Annika Dahlman

Personal information
- Nationality: Sweden
- Born: January 24, 1964 (age 62) Skövde, Sweden

Sport
- Sport: Skiing
- Club: Dala-Järna IK

World Cup career
- Seasons: 5 – (1984–1988)
- Indiv. starts: 12
- Indiv. podiums: 1
- Indiv. wins: 0
- Team starts: 3
- Team podiums: 2
- Team wins: 1
- Overall titles: 0 – (15th in 1987)

Medal record
Representing Sweden
Women's cross-country skiing
World Championships
| Bronze medal – third place | 1987 Oberstdorf | 4 × 5 km relay |

= Annika Dahlman =

Swedish cross-country skier

Annika Dahlman (born January 24, 1964) is a former Swedish cross-country skier who competed during the 1980s. She won a bronze medal in the 4 × 5 km relay at the 1987 FIS Nordic World Ski Championships in Oberstdorf and finished seventh in the 5 km event at those championships.
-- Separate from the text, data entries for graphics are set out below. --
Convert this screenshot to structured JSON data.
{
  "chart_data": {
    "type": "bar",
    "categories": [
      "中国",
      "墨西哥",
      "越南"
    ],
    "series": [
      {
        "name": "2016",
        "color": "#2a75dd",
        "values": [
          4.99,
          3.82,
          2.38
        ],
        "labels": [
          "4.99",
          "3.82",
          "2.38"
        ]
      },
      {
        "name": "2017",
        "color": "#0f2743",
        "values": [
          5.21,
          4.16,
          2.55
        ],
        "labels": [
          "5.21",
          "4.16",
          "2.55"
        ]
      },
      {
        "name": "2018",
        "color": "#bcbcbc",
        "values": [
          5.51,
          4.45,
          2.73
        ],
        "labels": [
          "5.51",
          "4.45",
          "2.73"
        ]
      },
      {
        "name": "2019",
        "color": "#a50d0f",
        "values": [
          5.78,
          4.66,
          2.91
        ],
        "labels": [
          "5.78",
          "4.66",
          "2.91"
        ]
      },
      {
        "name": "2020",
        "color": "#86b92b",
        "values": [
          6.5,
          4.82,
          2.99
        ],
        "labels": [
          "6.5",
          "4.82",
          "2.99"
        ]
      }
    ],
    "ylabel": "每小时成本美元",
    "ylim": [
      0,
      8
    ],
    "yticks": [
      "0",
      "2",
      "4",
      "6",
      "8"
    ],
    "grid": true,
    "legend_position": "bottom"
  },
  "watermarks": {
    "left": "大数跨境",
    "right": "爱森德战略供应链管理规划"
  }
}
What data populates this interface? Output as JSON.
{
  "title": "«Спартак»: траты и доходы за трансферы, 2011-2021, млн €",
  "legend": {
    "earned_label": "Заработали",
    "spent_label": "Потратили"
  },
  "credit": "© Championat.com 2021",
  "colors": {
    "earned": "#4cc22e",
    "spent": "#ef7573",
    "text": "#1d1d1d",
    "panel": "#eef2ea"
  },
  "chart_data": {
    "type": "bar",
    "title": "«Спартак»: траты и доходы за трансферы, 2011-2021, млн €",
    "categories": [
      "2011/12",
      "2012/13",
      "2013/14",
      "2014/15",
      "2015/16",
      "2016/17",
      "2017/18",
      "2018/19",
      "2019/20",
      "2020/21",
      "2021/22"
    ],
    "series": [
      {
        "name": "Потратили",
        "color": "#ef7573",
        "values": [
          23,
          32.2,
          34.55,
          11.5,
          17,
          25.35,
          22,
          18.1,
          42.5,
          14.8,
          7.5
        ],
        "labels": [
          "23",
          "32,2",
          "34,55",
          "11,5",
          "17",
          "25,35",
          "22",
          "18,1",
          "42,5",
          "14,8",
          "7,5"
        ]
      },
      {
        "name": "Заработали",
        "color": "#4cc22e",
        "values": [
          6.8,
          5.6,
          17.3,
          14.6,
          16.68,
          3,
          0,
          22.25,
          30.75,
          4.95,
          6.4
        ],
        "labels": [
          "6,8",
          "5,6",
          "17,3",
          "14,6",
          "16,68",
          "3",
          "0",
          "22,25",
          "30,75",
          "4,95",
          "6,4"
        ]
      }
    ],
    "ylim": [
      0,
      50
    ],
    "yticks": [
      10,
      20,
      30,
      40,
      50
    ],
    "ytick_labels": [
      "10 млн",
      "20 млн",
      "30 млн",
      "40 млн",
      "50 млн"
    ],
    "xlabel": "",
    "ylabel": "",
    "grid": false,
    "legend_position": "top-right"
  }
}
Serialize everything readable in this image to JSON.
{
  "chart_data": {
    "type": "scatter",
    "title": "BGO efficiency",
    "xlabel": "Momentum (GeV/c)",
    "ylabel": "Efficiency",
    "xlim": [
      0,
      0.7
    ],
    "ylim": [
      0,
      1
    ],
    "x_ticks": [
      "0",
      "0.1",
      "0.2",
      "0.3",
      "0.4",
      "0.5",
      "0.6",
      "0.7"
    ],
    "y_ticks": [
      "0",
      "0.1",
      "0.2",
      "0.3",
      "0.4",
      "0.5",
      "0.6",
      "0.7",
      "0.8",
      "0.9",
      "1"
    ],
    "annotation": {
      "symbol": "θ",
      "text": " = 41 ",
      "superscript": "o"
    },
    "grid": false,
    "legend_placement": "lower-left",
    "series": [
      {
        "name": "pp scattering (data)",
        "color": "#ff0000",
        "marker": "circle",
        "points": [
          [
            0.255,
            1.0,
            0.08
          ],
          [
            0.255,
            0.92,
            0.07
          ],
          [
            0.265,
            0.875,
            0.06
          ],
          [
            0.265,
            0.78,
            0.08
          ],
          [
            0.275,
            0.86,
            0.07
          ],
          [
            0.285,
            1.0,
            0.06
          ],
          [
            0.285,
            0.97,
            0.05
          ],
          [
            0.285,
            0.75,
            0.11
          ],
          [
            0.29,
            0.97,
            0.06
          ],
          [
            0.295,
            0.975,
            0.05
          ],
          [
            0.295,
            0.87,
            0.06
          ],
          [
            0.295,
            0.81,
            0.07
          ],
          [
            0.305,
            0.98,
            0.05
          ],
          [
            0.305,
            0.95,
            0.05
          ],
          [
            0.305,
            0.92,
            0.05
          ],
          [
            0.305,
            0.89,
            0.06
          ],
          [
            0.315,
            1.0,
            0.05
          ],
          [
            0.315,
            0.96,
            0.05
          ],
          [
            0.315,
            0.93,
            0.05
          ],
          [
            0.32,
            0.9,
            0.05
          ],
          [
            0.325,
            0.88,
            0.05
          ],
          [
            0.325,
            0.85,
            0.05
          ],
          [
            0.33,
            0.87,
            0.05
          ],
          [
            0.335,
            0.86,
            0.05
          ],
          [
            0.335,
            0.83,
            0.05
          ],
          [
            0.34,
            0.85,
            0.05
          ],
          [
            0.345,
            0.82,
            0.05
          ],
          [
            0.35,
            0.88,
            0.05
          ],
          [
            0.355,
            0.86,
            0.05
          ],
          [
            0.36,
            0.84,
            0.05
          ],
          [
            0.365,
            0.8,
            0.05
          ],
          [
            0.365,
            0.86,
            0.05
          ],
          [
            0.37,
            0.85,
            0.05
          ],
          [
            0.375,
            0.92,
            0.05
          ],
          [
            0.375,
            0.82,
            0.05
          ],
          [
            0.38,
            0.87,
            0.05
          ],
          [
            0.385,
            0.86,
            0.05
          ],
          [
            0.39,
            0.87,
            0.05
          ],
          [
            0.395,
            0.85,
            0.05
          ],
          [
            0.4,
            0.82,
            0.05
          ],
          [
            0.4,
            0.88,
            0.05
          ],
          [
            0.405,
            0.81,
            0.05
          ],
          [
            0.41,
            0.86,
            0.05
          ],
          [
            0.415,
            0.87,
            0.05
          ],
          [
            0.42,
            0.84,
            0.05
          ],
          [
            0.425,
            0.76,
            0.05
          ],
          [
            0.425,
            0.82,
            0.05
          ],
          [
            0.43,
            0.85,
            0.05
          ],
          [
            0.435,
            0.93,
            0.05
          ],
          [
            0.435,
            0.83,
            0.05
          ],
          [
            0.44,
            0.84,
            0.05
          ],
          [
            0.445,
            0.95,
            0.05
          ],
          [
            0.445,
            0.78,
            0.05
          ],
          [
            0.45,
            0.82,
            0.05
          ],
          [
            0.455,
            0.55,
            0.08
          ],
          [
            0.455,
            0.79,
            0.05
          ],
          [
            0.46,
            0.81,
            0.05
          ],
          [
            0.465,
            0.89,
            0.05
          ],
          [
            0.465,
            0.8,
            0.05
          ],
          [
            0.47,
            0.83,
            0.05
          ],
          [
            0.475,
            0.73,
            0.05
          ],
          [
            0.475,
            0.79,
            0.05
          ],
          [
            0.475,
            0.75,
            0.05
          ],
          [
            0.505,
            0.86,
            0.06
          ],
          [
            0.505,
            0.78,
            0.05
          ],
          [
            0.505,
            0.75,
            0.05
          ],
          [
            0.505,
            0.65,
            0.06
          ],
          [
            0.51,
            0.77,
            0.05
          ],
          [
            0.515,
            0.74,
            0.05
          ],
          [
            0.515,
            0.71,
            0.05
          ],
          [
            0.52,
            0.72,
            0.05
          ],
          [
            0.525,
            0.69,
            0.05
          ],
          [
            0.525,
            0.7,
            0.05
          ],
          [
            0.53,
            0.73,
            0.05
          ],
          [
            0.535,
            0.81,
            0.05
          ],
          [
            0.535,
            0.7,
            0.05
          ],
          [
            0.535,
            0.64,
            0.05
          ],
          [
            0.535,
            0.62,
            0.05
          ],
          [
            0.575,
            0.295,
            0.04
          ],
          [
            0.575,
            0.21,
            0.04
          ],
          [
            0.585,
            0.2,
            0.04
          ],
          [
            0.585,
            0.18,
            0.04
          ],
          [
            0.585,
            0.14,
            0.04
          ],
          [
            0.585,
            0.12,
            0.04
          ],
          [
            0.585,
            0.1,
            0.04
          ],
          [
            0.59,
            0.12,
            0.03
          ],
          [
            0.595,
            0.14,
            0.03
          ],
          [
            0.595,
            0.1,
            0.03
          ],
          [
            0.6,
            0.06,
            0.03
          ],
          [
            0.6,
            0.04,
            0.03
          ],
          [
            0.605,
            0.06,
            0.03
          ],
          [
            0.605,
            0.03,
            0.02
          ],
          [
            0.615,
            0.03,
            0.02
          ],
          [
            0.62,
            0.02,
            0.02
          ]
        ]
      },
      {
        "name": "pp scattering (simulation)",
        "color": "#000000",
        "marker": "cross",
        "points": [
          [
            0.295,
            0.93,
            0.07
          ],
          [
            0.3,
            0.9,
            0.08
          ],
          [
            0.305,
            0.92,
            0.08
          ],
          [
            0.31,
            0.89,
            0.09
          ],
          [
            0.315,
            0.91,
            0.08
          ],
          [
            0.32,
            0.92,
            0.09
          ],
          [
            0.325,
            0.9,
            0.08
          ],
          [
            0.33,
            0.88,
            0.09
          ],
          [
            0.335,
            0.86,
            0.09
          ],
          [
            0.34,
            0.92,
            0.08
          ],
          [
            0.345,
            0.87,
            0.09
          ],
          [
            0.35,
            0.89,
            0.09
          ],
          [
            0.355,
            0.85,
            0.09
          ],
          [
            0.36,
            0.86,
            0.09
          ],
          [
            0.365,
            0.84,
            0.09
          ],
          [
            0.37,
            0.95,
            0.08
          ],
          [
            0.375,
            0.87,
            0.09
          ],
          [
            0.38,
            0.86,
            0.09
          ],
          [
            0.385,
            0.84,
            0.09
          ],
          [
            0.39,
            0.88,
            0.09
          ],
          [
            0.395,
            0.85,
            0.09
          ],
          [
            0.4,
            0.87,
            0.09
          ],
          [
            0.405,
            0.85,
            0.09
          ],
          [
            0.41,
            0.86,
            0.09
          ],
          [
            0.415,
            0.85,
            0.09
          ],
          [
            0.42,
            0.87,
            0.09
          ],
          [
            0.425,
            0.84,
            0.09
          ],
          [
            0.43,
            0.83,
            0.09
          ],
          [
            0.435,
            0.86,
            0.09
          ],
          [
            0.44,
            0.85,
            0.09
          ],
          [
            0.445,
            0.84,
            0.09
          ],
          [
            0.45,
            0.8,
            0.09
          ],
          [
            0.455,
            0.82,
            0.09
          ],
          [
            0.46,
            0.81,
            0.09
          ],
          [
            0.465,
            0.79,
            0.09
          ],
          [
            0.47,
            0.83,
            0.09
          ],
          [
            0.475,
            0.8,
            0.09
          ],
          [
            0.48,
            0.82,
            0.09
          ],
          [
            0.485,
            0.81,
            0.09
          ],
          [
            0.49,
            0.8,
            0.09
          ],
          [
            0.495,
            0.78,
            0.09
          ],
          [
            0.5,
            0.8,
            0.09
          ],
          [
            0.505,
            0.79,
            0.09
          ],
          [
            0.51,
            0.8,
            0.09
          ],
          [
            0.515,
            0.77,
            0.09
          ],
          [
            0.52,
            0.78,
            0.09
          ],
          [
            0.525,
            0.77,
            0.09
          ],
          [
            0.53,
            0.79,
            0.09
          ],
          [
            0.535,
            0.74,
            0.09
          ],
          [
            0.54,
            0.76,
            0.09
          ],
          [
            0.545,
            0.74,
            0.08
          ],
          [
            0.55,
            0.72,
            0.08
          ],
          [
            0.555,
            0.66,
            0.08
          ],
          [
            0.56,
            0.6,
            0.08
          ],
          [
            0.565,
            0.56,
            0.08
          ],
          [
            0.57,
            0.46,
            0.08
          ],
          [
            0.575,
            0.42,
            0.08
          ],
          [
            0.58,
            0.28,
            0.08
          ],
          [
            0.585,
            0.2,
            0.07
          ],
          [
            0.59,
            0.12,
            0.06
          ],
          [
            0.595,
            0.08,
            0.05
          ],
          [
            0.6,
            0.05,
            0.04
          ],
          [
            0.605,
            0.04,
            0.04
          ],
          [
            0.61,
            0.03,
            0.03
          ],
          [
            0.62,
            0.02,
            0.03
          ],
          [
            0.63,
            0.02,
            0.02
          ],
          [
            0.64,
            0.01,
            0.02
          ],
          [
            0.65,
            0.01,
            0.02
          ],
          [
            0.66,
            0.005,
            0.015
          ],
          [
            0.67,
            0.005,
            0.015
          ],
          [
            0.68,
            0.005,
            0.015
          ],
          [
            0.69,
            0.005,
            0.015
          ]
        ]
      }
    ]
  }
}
Dahlman's best career individual finish was second in a 10 km World Cup event at Calgary in 1987.

==Cross-country skiing results==
All results are sourced from the International Ski Federation (FIS).

===Olympic Games===

| Year | Age | 5 km | 10 km | 20 km | 4 × 5 km relay |
|---|---|---|---|---|---|
| 1988 | 24 | — | 28 | — | — |

===World Championships===
- 1 medals – (1 bronze)

| Year | Age | 5 km | 10 km | 20 km | 4 × 5 km relay |
|---|---|---|---|---|---|
| 1985 | 21 | — | 34 | — | — |
| 1987 | 23 | 7 | 17 | — | Bronze |

===World Cup===
====Season standings====

| Season | Age | Overall |
|---|---|---|
| 1984 | 20 | 66 |
| 1985 | 21 | 30 |
| 1986 | 22 | 44 |
| 1987 | 23 | 15 |
| 1988 | 24 | 32 |

====Individual podiums====

- 1 podium

| No. | Season | Date | Location | Race | Level | Place |
|---|---|---|---|---|---|---|
| 1 | 1986–87 | 10 January 1987 | CAN Canmore, Canada | 10 km Individual C | World Cup | 2nd |

====Team podiums====

- 1 victory
- 2 podiums

| No. | Season | Date | Location | Race | Level | Place | Teammates |
|---|---|---|---|---|---|---|---|
| 1 | 1985–86 | 13 March 1986 | NOR Oslo, Norway | 4 × 5 km Relay F | World Cup | 1st | Frost / Görlin / Lamberg-Skog |
| 2 | 1986–87 | 17 February 1987 | FRG Oberstdorf, West Germany | 4 × 5 km Relay F | World Championships^{[1]} | 3rd | Wallin / Lamberg-Skog / Westin |

Note: Until the 1999 World Championships, World Championship races were included in the World Cup scoring system.